Search

Interrogating Data: A Science Writer’s Guide to Data Journalism

A graphic showing vertical bands of color that shift from hues of blue, at left, to red, at right.
The “Warming Stripes” graphic represents, in a simple visual form, the change in average annual temperature (in this case, globally) over the past 100+ years. Ed Hawkins/University of Reading (CC BY 4.0)

 

In many ways, all science writers are already data journalists. What do science writers do when they report on a newly published study? They dive into the details of the paper’s results; they ask experts for opinions on potential flaws in the methodology; they seek to connect the conclusion to their readers’ lives. Such investigation is driven by a desire to find evidence from the most authoritative sources and present it as clearly as possible. Reporting on data requires the same skill set.

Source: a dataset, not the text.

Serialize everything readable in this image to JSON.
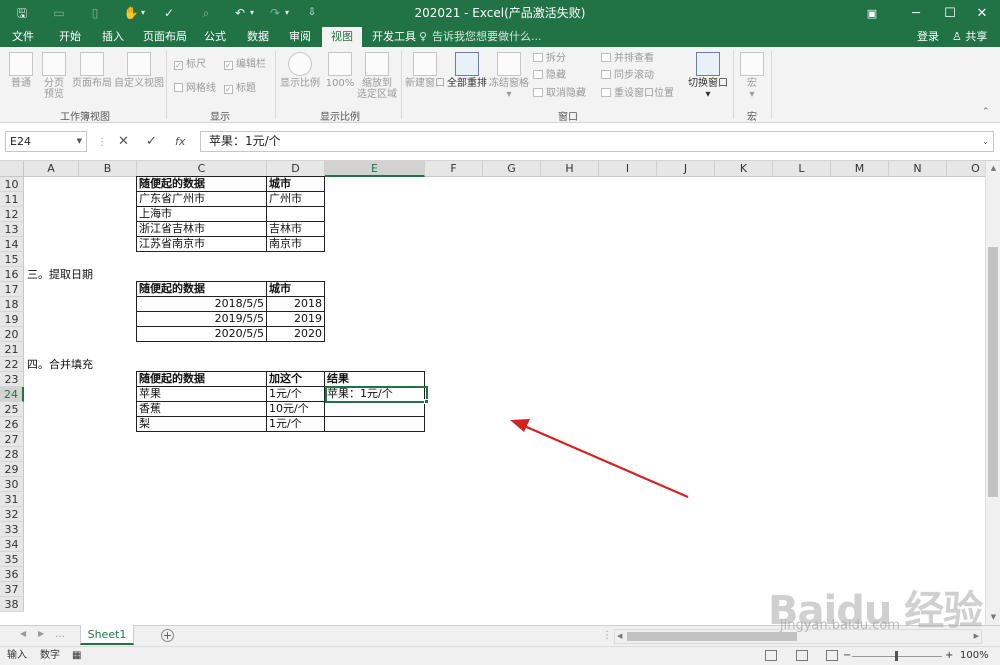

Both data journalism and science writing boil down to “taking something complicated and trying to make it understandable,” explains Sara Chodosh, an assistant editor and graphics producer at Popular Science. Once a data journalist has answered their own questions, they go through the same process with an imagined reader: What can the data tell the audience that will help them grasp a larger pattern or concept?

Data journalism, whether it takes the form of a static visualization, an interactive feature, or simply a bit of additional analysis to add context to a breaking news piece, can bring scientific results to the foreground of a story and make them accessible for readers. Take, for example, the maps in a Reuters article that put Australia’s bushfires into perspective. Marvel at an interactive astronomy chart published by National Geographic that allows readers to explore our solar system’s moons. Explore the Climate Central report on shifting snowfall levels, which invites local journalists and meteorologists to repurpose the data in order to connect changing weather patterns directly to their audiences.

In its simplest definition, data journalism is the practice of using numbers and trends to tell a story. It requires a variety of skills: research to find the correct dataset, analysis to determine what kind of story this dataset may tell, and presentation to share that story with readers. And these skills are within reach for many science writers, even without any programming background: Simply ask questions, and you will find the central tenet of a story.

 

Research: Choose Your Data

The first step with any data story is finding a dataset to analyze. For science writers, one natural source is the results section of any paper that you believe tells a compelling story. Many scientists release their unanalyzed data on open-access platforms such as Dryad and GitHub, a practice that allows others, whether scientists or journalists, to explore and build upon published results. And even data that are not shared through open-access channels are often available on request.

Either way, the choice to use the results of one particular study in a data story requires careful vetting; consider the authors’ credentials and pore over their methods section before diving in.

Priyanka Runwal, a science writer and data reporter at Climate Central, points out that the process of finding a dataset may depend on the assignment. In some instances, one may have a question in mind (say, “How many Americans have been tested for COVID-19?”) and search for a specific dataset that answers this question. In others, one may come upon an intriguing dataset (say, the Global Health Security Index) and seek to formulate a question from it.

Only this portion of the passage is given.